Most games today have about as much in common with their 20 year old ancestors as Bill Gates does with Steve Jobs. I’ve had an on again – off again relationship with games since the 80’s and still remember the enchantment of stealing away to my uncle’s TV room (maybe it was a living room, but all I cared about was the TV) and turning on the wood grain 2600 to play Indiana Jones ignoring that I had no idea in hell what to do. Now my progeny arrived kicking and screaming and I’m left wondering not if he’ll like games but how will his influences affect him?
I got my NES for Christmas around two years after picking up the one button joystick of the Atari; of course it came with the ever famous Mario/Duck Hunt pack in. Soon I was sitting slack jawed on the floor trying to make my parents watch me play Blaster Master until I got stuck and get anyone that would to play Duck Hunt. Most of my friends however were a different story. All but one of them, I would eventually come to learn, didn’t really care about playing games or Nintendos. The two kids I really grew close to couldn’t be more different than one another. With Chris, I played more games than I could have wished. It started off with just midnight Mech Warrior marathons when we were younger eventually evolving into all night Dungeons and Dragons spectaculars. We couldn’t be closer and did everything together. Gregg on the other hand is the buddy I got into trouble with and had the time of my life away from the TV. It turned out I would eventually get him to play a shit ton of Mario Kart. Somehow it seemed everything I did, I did with him too.
Those guys shaped my life. If it wasn’t for Chris I wouldn’t really care about games. Meanwhile, Gregg gave me my sense of humor and rebellious streak.

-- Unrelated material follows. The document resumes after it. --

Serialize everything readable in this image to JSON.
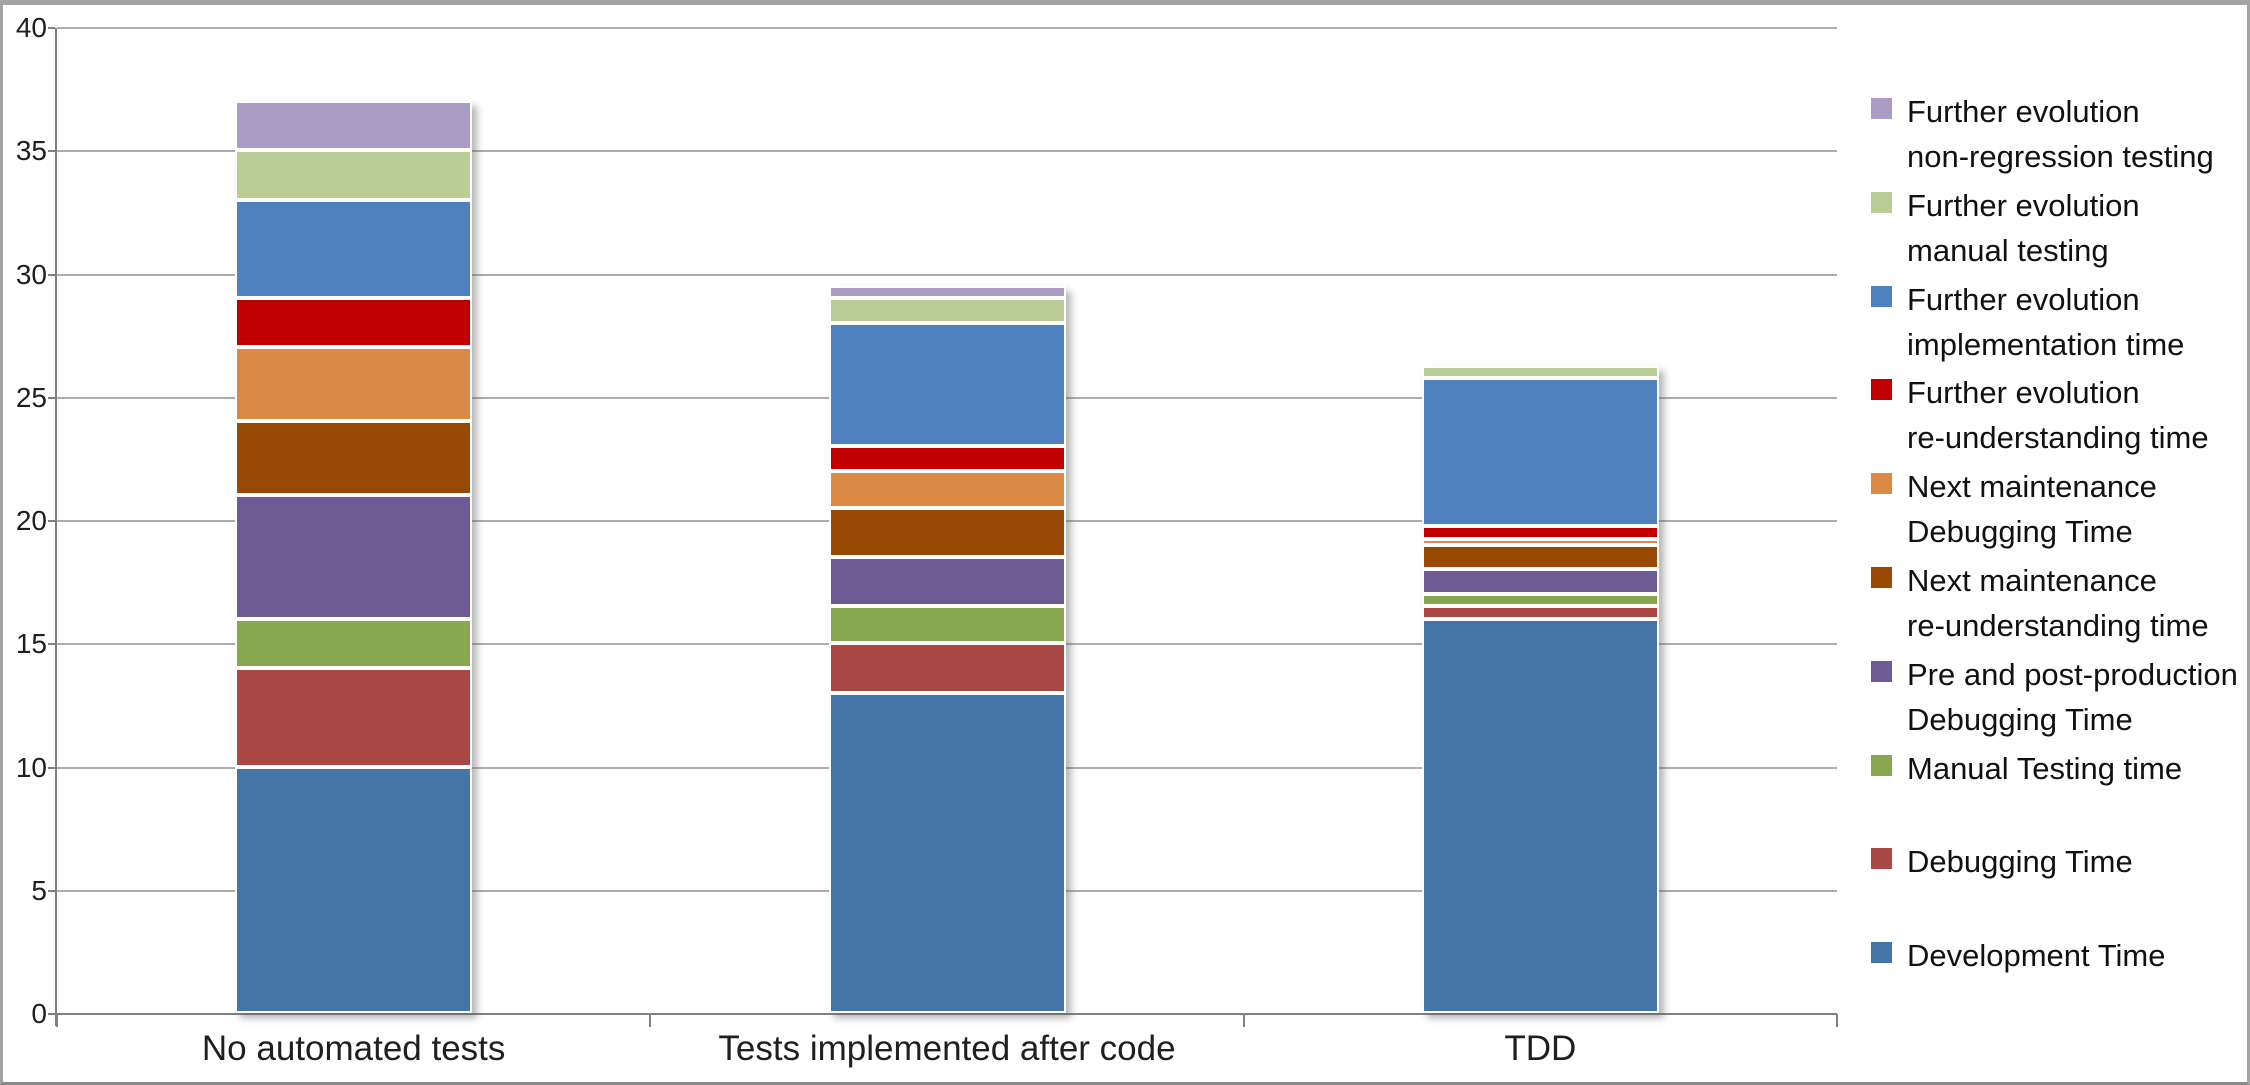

Now I’m left thinking about my little boy wondering what might influence him. Of course, games will always be here but does that elevate them to something remarkable or just label them mundane? I understand that he and I will get enjoyment from many of the same things as that’s the bond of parenthood, but don’t his friends have just as much influence on him?
Now that he has traversed through his fussy stage (for the most part) I find myself hoping that in a lot of ways he will be like me. Fortunately, I’ve come to realize that I’m actually more excited about how he won’t be like me so I can watch him become an entirely different person than myself. I want him to introduce me to new experiences that I would scoff at otherwise. I’ve never been a person to shy away from something new.
This is where his friends come in and how important they are to me as a father. I want him to gravitate towards kids that will influence him in positive ways no matter what they are. If he turns out to have friends that show no interest in video games, so be it. I’ve discovered that all I’m concerned about is him having positive experiences. I’m not so naïve to think that he won't have friends that suck, everyone does, but I have a fatherly worry that will never go away. I’ve resigned myself to the feeling that I will always harbor the need to press X for Jason. I couldn't be happier.